Dziennikarze prestiżowych „L’Equipe” i „France Football” umieścili po dwóch zawodników Paris Saint-Germain w najlepszej jedenastce 14. kolejki Ligue 1. Choć byli zgodni co do liczby zawodników, to przy nazwiskach znacznie się różnili. Nikt nie wskazał jednak na Kyliana Mbappe. I słusznie, bo 18-letni Francuz nie wyrządził żadnej krzywdy AS Monaco, choć miał ku temu kilka okazji. Powoli staje się normą, że Mbappe zawodzi w najważniejszych meczach na krajowym podwórku.

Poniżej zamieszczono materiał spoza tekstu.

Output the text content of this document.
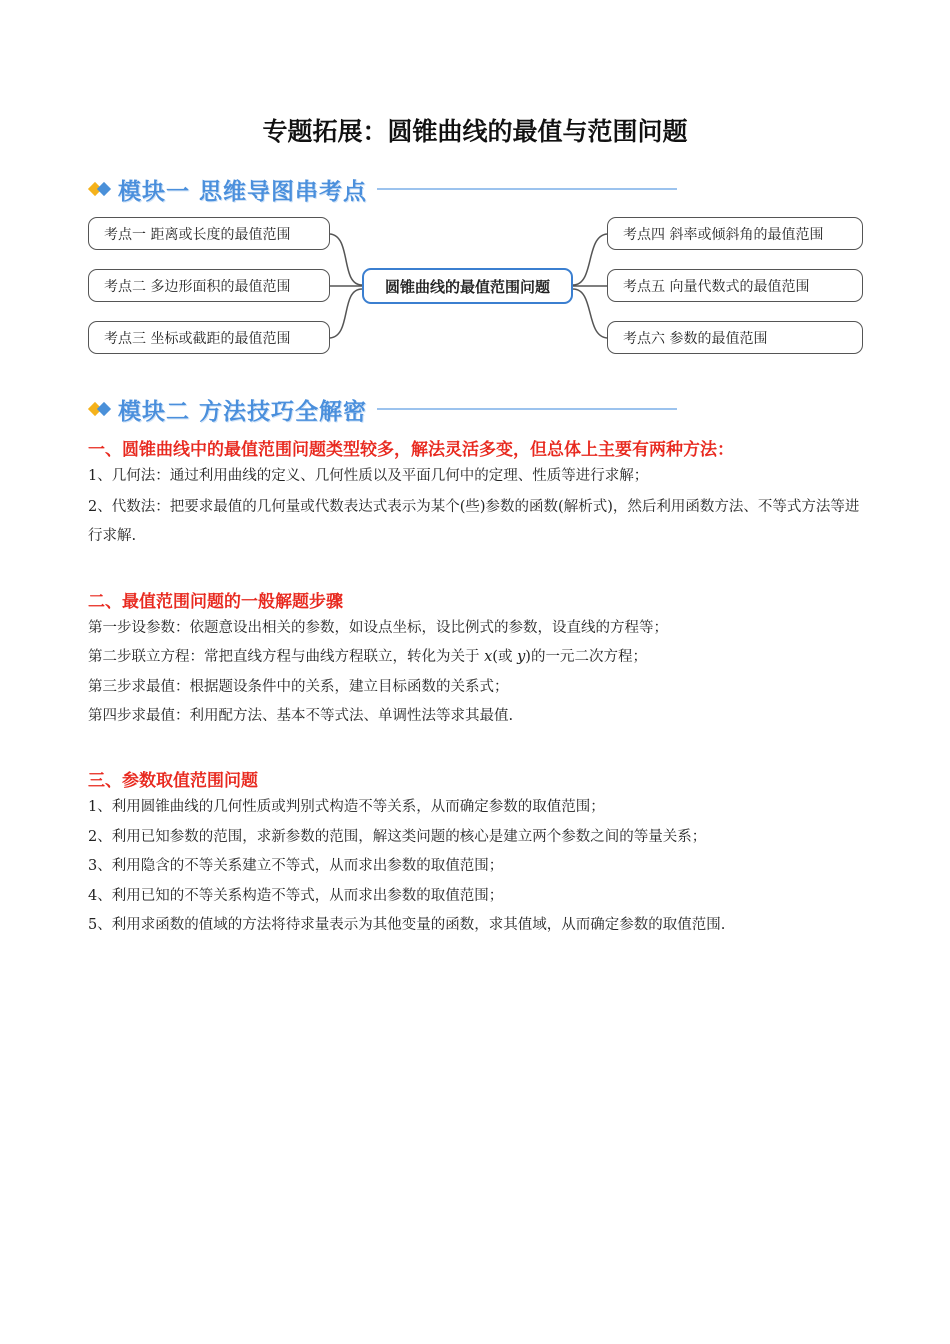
专题拓展：圆锥曲线的最值与范围问题
模块一 思维导图串考点
考点一 距离或长度的最值范围
考点二 多边形面积的最值范围
考点三 坐标或截距的最值范围
圆锥曲线的最值范围问题
考点四 斜率或倾斜角的最值范围
考点五 向量代数式的最值范围
考点六 参数的最值范围
模块二 方法技巧全解密
一、圆锥曲线中的最值范围问题类型较多，解法灵活多变，但总体上主要有两种方法：
1、几何法：通过利用曲线的定义、几何性质以及平面几何中的定理、性质等进行求解；
2、代数法：把要求最值的几何量或代数表达式表示为某个(些)参数的函数(解析式)，然后利用函数方法、不等式方法等进行求解.
二、最值范围问题的一般解题步骤
第一步设参数：依题意设出相关的参数，如设点坐标，设比例式的参数，设直线的方程等；
第二步联立方程：常把直线方程与曲线方程联立，转化为关于 x(或 y)的一元二次方程；
第三步求最值：根据题设条件中的关系，建立目标函数的关系式；
第四步求最值：利用配方法、基本不等式法、单调性法等求其最值.
三、参数取值范围问题
1、利用圆锥曲线的几何性质或判别式构造不等关系，从而确定参数的取值范围；
2、利用已知参数的范围，求新参数的范围，解这类问题的核心是建立两个参数之间的等量关系；
3、利用隐含的不等关系建立不等式，从而求出参数的取值范围；
4、利用已知的不等关系构造不等式，从而求出参数的取值范围；
5、利用求函数的值域的方法将待求量表示为其他变量的函数，求其值域，从而确定参数的取值范围.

Rzut oka na tabelę Ligue 1 nie pozostawia najmniejszych wątpliwości. Jest wyraźny lider w postaci PSG, a następnie grupka goniąca (choć PSG szybciej ucieka, niż peleton goni), w której skład wchodzą Olympique Lyon, AS Monaco i Olympique Marsylia. O reszcie w zasadzie można zapomnieć. Trzeba wykazać się bowiem wyjątkowo bujną wyobraźnią, by wieszczyć Nantes lub Montpellier nawiązanie walki z wcześniej wymienionymi drużynami, które od początku wymieniane były w gronie faworytów do zajęcia najwyższych miejsc. Za nami dopiero 14 kolejek Ligue 1, ale kalendarz rozgrywek ułożył się w taki sposób, że paryżanie zdążyli zmierzyć się ze wszystkimi najgroźniejszymi rywalami. Unai Emery za każdym razem stawiał na Kyliana Mbappe, a ten niczym konkretnym mu się nie odpłacił. Starcia z Lyonem, Marsylią i Monaco zakończył bez choćby jednej bramki lub asysty na koncie.
Czemu tylko 2:1? Czemu doszło do nerwowej końcówki? Tego typu pytania mogą sobie zadawać osoby związane z PSG po wczorajszej batalii z obecnymi mistrzami Francji. Nie ma co się silić na szukanie kwadratowych jaj. Zawiódł Kylian Mbappe. 18-latek postanowił oszczędzić swoją byłą drużynę i trzeba mu przyznać, że zrobił naprawdę wiele, by rozmiary zwycięstwa nie były większe. Oto dowody:
Argh @KMbappe ? #ASMPSG pic.twitter.com/H6lRXuSX1c
— Tommy Pat' (@tommy_patte) November 26, 2017
Mbappe !!!!! #ASMPSG #PSG pic.twitter.com/MyZwYamde4
— Soccer LENS (@Soccer_Lens1) November 26, 2017
A to nie wszystko. Był też lob, którym Mbappe w kolejnej sytuacji sam na sam próbował pokonać Subasicia. To o tyle nietrafiony pomysł, że golkiper gospodarzy nie miał zamiaru kłaść się pod nogi rywala i czekał na jego ruch, a kiedy ten posłał piłkę nad głową, Subasić błyskawicznie wyciągnął ręce i zażegnał niebezpieczeństwo. Wszystkie trzy przedstawione sytuacje miały miejsce przed kontaktowym trafieniem AS Monaco. Najmłodsza gwiazda z paryskiej konstelacji mogła wbić przysłowiowy gwóźdź do trumny, ale miała wyjątkowo źle nastawiony celownik.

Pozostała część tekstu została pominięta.